Figure 2.5: Concrete cancer: capital wears out.
1.
Capital does wear out. The word ‘capital’ is only a convenient distinction between things which last a longish time (like a tractor or a building) and things which last a shortish time (like a tankful of diesel). Imagine an economy that chose to build more and more capital goods but made no technical advances: eventually it would have more than it could maintain and the rate of loss would equal the rate of gain – all work would be replacement or maintenance. Only by increasing the level of technology and thus productivity could it increase its wealth further.
2.
Accumulation without technical advance does not imply ever-increasing productivity. Given fixed technology there will be some level of capital at which, if more is added, the extra only gets in the way or cannot be used. How many spades, horses, etc. can one person use!

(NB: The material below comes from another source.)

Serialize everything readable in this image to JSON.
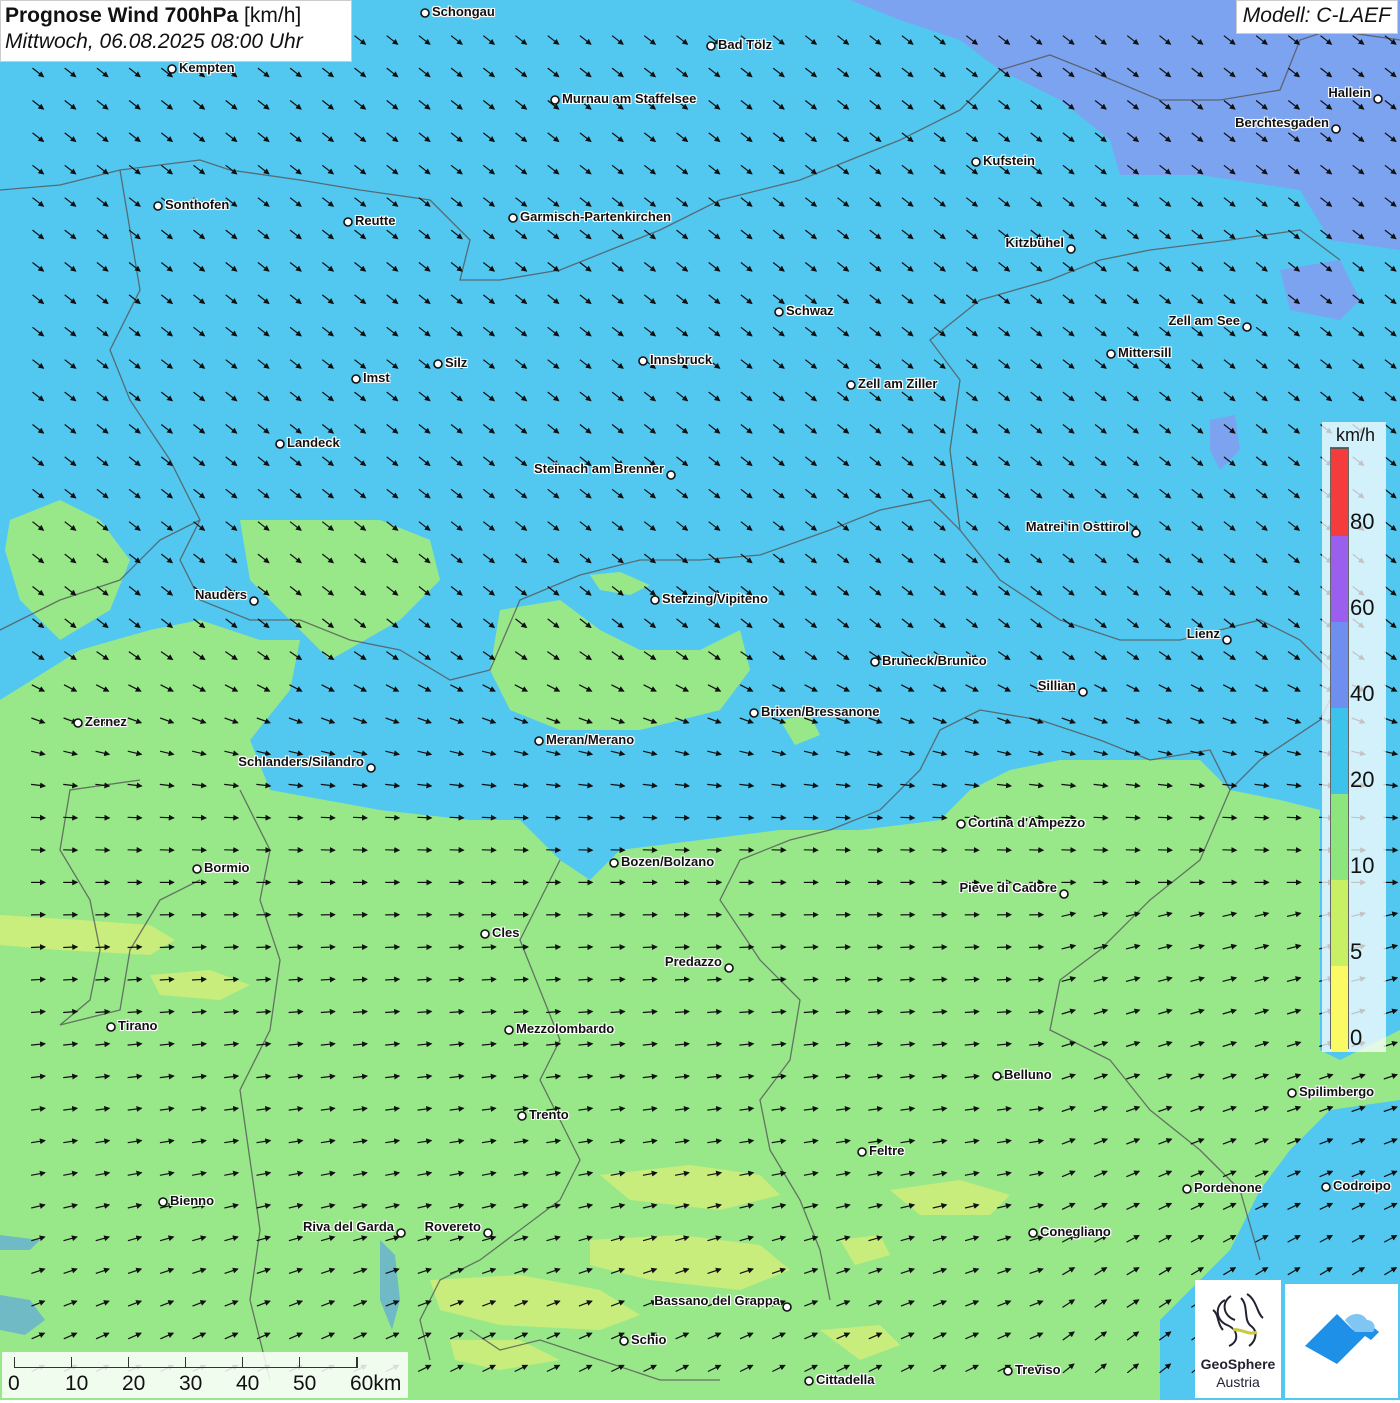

These points are easy to understand if we return to our castaway. She might find that clearing a short track to the beach she visits daily to collect shellfish is a worthwhile capital investment that increases what she can produce, because the saving in time spent maintaining it is less than the time she used to have to spend picking her way through the undergrowth. But building more and more tracks all over the island does not make sense because at some point maintaining them would be more work than any saving. To obtain the best economic performance she needs to apply the technology she knows in the most effective combination, not pile up ‘capital goods’ – whether they be tools or jungle tracks – that require more effort to build and maintain that the saving they offer. The only way to improve on that best performance is by technical advances: if she develops a better way to fish, hunt or collect food, that produces more for the same effort, then her maximum output increases.

2.6 Summary

The level of an animal’s economic output is determined by which of the three ingredients required for production runs out first: wants, resources, or work effort. Fluctuations of output in the short term, are due to changes in the amount of one or more of those three ingredients. Long-term change to the maximum an animal can produce are due to changes in its capabilities thanks to its evolution or, and especially in the case of humans, thanks to its acquisition of learnt knowledge that it is able to pass on to its children.

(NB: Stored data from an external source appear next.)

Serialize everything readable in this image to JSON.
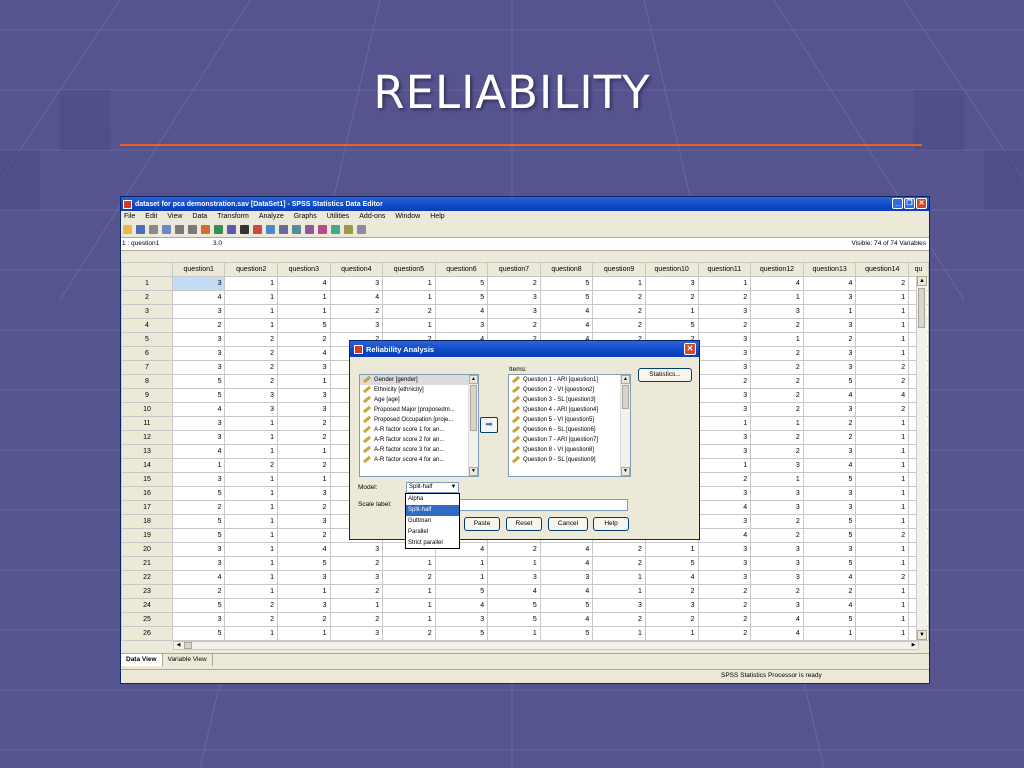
{
  "slide": {
    "title": "RELIABILITY"
  },
  "window": {
    "title": "dataset for pca demonstration.sav [DataSet1] - SPSS Statistics Data Editor",
    "menu": [
      "File",
      "Edit",
      "View",
      "Data",
      "Transform",
      "Analyze",
      "Graphs",
      "Utilities",
      "Add-ons",
      "Window",
      "Help"
    ],
    "cell_ref": "1 : question1",
    "cell_value": "3.0",
    "visible_text": "Visible: 74 of 74 Variables",
    "columns": [
      "question1",
      "question2",
      "question3",
      "question4",
      "question5",
      "question6",
      "question7",
      "question8",
      "question9",
      "question10",
      "question11",
      "question12",
      "question13",
      "question14",
      "qu"
    ],
    "rows": [
      [
        "1",
        "3",
        "1",
        "4",
        "3",
        "1",
        "5",
        "2",
        "5",
        "1",
        "3",
        "1",
        "4",
        "4",
        "2"
      ],
      [
        "2",
        "4",
        "1",
        "1",
        "4",
        "1",
        "5",
        "3",
        "5",
        "2",
        "2",
        "2",
        "1",
        "3",
        "1"
      ],
      [
        "3",
        "3",
        "1",
        "1",
        "2",
        "2",
        "4",
        "3",
        "4",
        "2",
        "1",
        "3",
        "3",
        "1",
        "1"
      ],
      [
        "4",
        "2",
        "1",
        "5",
        "3",
        "1",
        "3",
        "2",
        "4",
        "2",
        "5",
        "2",
        "2",
        "3",
        "1"
      ],
      [
        "5",
        "3",
        "2",
        "2",
        "2",
        "2",
        "4",
        "2",
        "4",
        "2",
        "2",
        "3",
        "1",
        "2",
        "1"
      ],
      [
        "6",
        "3",
        "2",
        "4",
        "",
        "",
        "",
        "",
        "",
        "",
        "",
        "3",
        "2",
        "3",
        "1"
      ],
      [
        "7",
        "3",
        "2",
        "3",
        "",
        "",
        "",
        "",
        "",
        "",
        "",
        "3",
        "2",
        "3",
        "2"
      ],
      [
        "8",
        "5",
        "2",
        "1",
        "",
        "",
        "",
        "",
        "",
        "",
        "",
        "2",
        "2",
        "5",
        "2"
      ],
      [
        "9",
        "5",
        "3",
        "3",
        "",
        "",
        "",
        "",
        "",
        "",
        "",
        "3",
        "2",
        "4",
        "4"
      ],
      [
        "10",
        "4",
        "3",
        "3",
        "",
        "",
        "",
        "",
        "",
        "",
        "",
        "3",
        "2",
        "3",
        "2"
      ],
      [
        "11",
        "3",
        "1",
        "2",
        "",
        "",
        "",
        "",
        "",
        "",
        "",
        "1",
        "1",
        "2",
        "1"
      ],
      [
        "12",
        "3",
        "1",
        "2",
        "",
        "",
        "",
        "",
        "",
        "",
        "",
        "3",
        "2",
        "2",
        "1"
      ],
      [
        "13",
        "4",
        "1",
        "1",
        "",
        "",
        "",
        "",
        "",
        "",
        "",
        "3",
        "2",
        "3",
        "1"
      ],
      [
        "14",
        "1",
        "2",
        "2",
        "",
        "",
        "",
        "",
        "",
        "",
        "",
        "1",
        "3",
        "4",
        "1"
      ],
      [
        "15",
        "3",
        "1",
        "1",
        "",
        "",
        "",
        "",
        "",
        "",
        "",
        "2",
        "1",
        "5",
        "1"
      ],
      [
        "16",
        "5",
        "1",
        "3",
        "",
        "",
        "",
        "",
        "",
        "",
        "",
        "3",
        "3",
        "3",
        "1"
      ],
      [
        "17",
        "2",
        "1",
        "2",
        "",
        "",
        "",
        "",
        "",
        "",
        "",
        "4",
        "3",
        "3",
        "1"
      ],
      [
        "18",
        "5",
        "1",
        "3",
        "",
        "",
        "",
        "",
        "",
        "",
        "",
        "3",
        "2",
        "5",
        "1"
      ],
      [
        "19",
        "5",
        "1",
        "2",
        "",
        "",
        "",
        "",
        "",
        "",
        "",
        "4",
        "2",
        "5",
        "2"
      ],
      [
        "20",
        "3",
        "1",
        "4",
        "3",
        "",
        "4",
        "2",
        "4",
        "2",
        "1",
        "3",
        "3",
        "3",
        "1"
      ],
      [
        "21",
        "3",
        "1",
        "5",
        "2",
        "1",
        "1",
        "1",
        "4",
        "2",
        "5",
        "3",
        "3",
        "5",
        "1"
      ],
      [
        "22",
        "4",
        "1",
        "3",
        "3",
        "2",
        "1",
        "3",
        "3",
        "1",
        "4",
        "3",
        "3",
        "4",
        "2"
      ],
      [
        "23",
        "2",
        "1",
        "1",
        "2",
        "1",
        "5",
        "4",
        "4",
        "1",
        "2",
        "2",
        "2",
        "2",
        "1"
      ],
      [
        "24",
        "5",
        "2",
        "3",
        "1",
        "1",
        "4",
        "5",
        "5",
        "3",
        "3",
        "2",
        "3",
        "4",
        "1"
      ],
      [
        "25",
        "3",
        "2",
        "2",
        "2",
        "1",
        "3",
        "5",
        "4",
        "2",
        "2",
        "2",
        "4",
        "5",
        "1"
      ],
      [
        "26",
        "5",
        "1",
        "1",
        "3",
        "2",
        "5",
        "1",
        "5",
        "1",
        "1",
        "2",
        "4",
        "1",
        "1"
      ]
    ],
    "tabs": [
      "Data View",
      "Variable View"
    ],
    "status": "SPSS Statistics  Processor is ready"
  },
  "dialog": {
    "title": "Reliability Analysis",
    "items_label": "Items:",
    "left_list": [
      "Gender [gender]",
      "Ethnicity [ethnicity]",
      "Age [age]",
      "Proposed Major [proposedm...",
      "Proposed Occupation [proje...",
      "A-R  factor score  1 for an...",
      "A-R  factor score  2 for an...",
      "A-R  factor score  3 for an...",
      "A-R  factor score  4 for an..."
    ],
    "right_list": [
      "Question 1 - ARI [question1]",
      "Question 2 - VI [question2]",
      "Question 3 - SL [question3]",
      "Question 4 - ARI [question4]",
      "Question 5 - VI [question5]",
      "Question 6 - SL [question6]",
      "Question 7 - ARI [question7]",
      "Question 8 - VI [question8]",
      "Question 9 - SL [question9]"
    ],
    "statistics_label": "Statistics...",
    "model_label": "Model:",
    "model_value": "Split-half",
    "scale_label": "Scale label:",
    "model_options": [
      "Alpha",
      "Split-half",
      "Guttman",
      "Parallel",
      "Strict parallel"
    ],
    "buttons": [
      "Paste",
      "Reset",
      "Cancel",
      "Help"
    ]
  },
  "colors": {
    "slide_bg": "#55548f",
    "title_rule": "#e8622a",
    "title_bar": "#0b48c8"
  }
}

Short term and long term are relative to the animal concerned. For an animal whose capabilities depend mainly on evolutionary change, ‘short term’ may be many thousands of years if it evolves only slowly. For humans, ‘short term’ may be as little as a few months or years as human capabilities are changing rapidly year by year due to our ability to learn and pass on what we have learnt to our descendants.

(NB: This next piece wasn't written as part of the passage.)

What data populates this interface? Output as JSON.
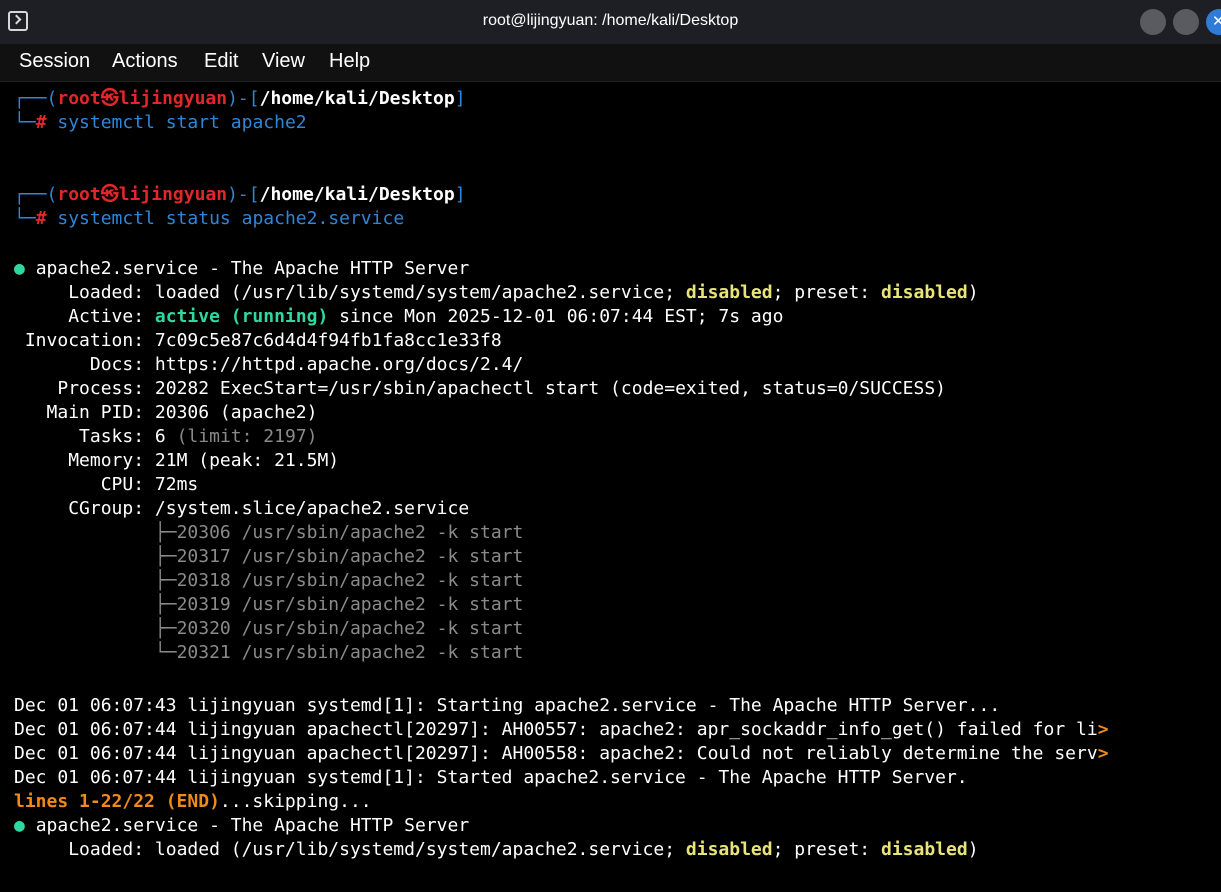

So far we have used simple examples like a castaway or a single-animal economy to illustrate economic fundamentals. But humans along with many other animals – bees, ants, lions, wolves, etc. – are social beings and usually work in groups, with different individuals specialising in different types of work. So we shall need next to consider a ‘social’ economy. But the basic wants, resources, work effort model considered in this chapter gives us some general pointers:

Lastly, we’ve got this far without any reference to money – and deliberately so. Can that be right – isn’t economics all about money – is there an economy without it? Of course there is! If it were otherwise, no other animal would have an economy since no other animal uses money; we humans wouldn’t have had an economy either for almost all of our 200,000 years existence as Homo sapiens, since the use of coins dates back less than 3,000 years.2

1Dolphins like whales, are not fish but mammals, whose ancestors were land animals. Much further back in time, all land vertebrates evolved from fish.

2The first use of coins is believed to be during the first millennium BC, though before that some societies used ‘commodity money’ – goods like peppercorns, shells, barley or gold, that had their own value but could also be used for payment.